Vehicular Visible Light Positioning for Collision Avoidance and Platooning: A Survey

TL;DR

This survey reviews vehicular visible light positioning methods for collision avoidance and platooning, highlighting a new method that achieves cm-level accuracy and high update rates suitable for autonomous driving.

Contribution

It introduces a novel vehicular VLP method that outperforms existing techniques in accuracy and speed, advancing the state-of-the-art for vehicle localization.

Findings

The new VLP method achieves cm-level accuracy.

Simulation shows the method meets real-time localization requirements.

Challenges for real-world deployment are discussed.

Abstract

Relative vehicle positioning methods can contribute to safer and more efficient autonomous driving by enabling collision avoidance and platooning applications. For full automation, these applications require cm-level positioning accuracy and greater than 50 Hz update rate. Since sensor-based methods (e.g., LIDAR, cameras) have not been able to reliably satisfy these requirements under all conditions so far, complementary methods are sought. Recently, positioning based on visible light communication signals from vehicle head/tail LED lights (VLP) has shown significant promise as a complementary method attaining cm-level accuracy and near-kHz rate in realistic driving scenarios.
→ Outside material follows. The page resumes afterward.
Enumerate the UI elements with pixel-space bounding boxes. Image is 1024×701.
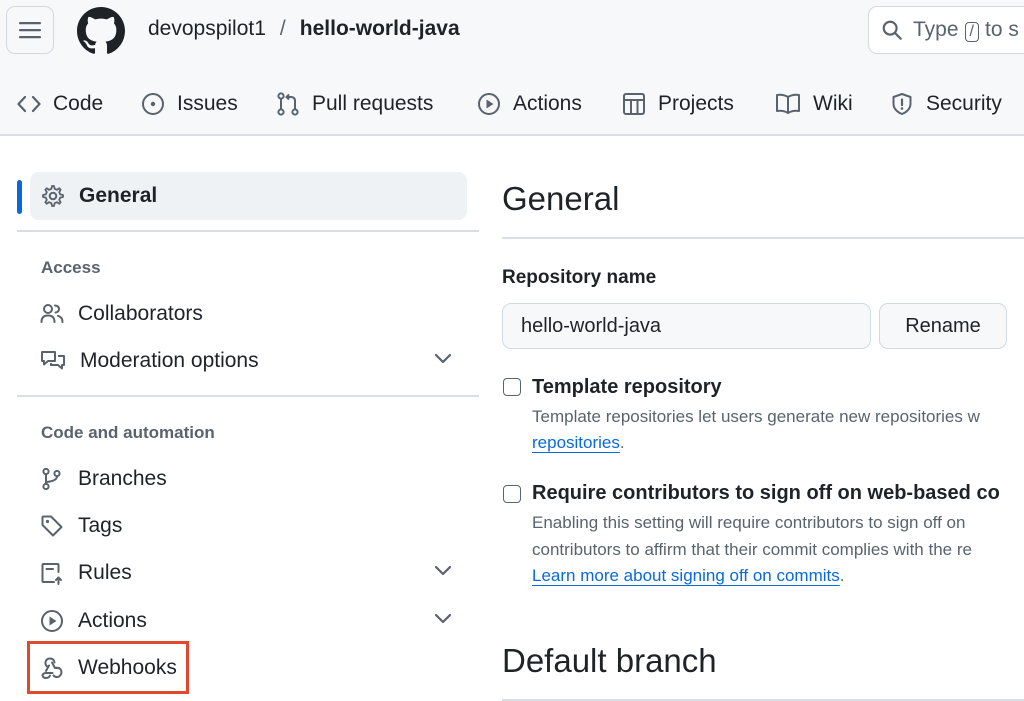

Vehicular VLP methods measure relative bearing (angle) or range (distance) of transmitters (i.e., head/tail lights) based on received signals from on-board photodiodes and estimate transmitter relative positions based on those measurements. In this survey, we first review existing vehicular VLP methods and propose a new method that advances the state-of-the-art in positioning performance. Next, we analyze the theoretical and simulated performance of all methods in realistic driving scenarios under challenging noise and weather conditions, real asymmetric light beam patterns and different vehicle dimensions and light placements. Our simulation results show that the newly proposed VLP method is the overall best performer, and can indeed satisfy the accuracy and rate requirements for localization in collision avoidance and platooning applications within practical constraints. Finally, we discuss remaining open challenges that are faced for the deployment of VLP solutions in the automotive sector and further research questions.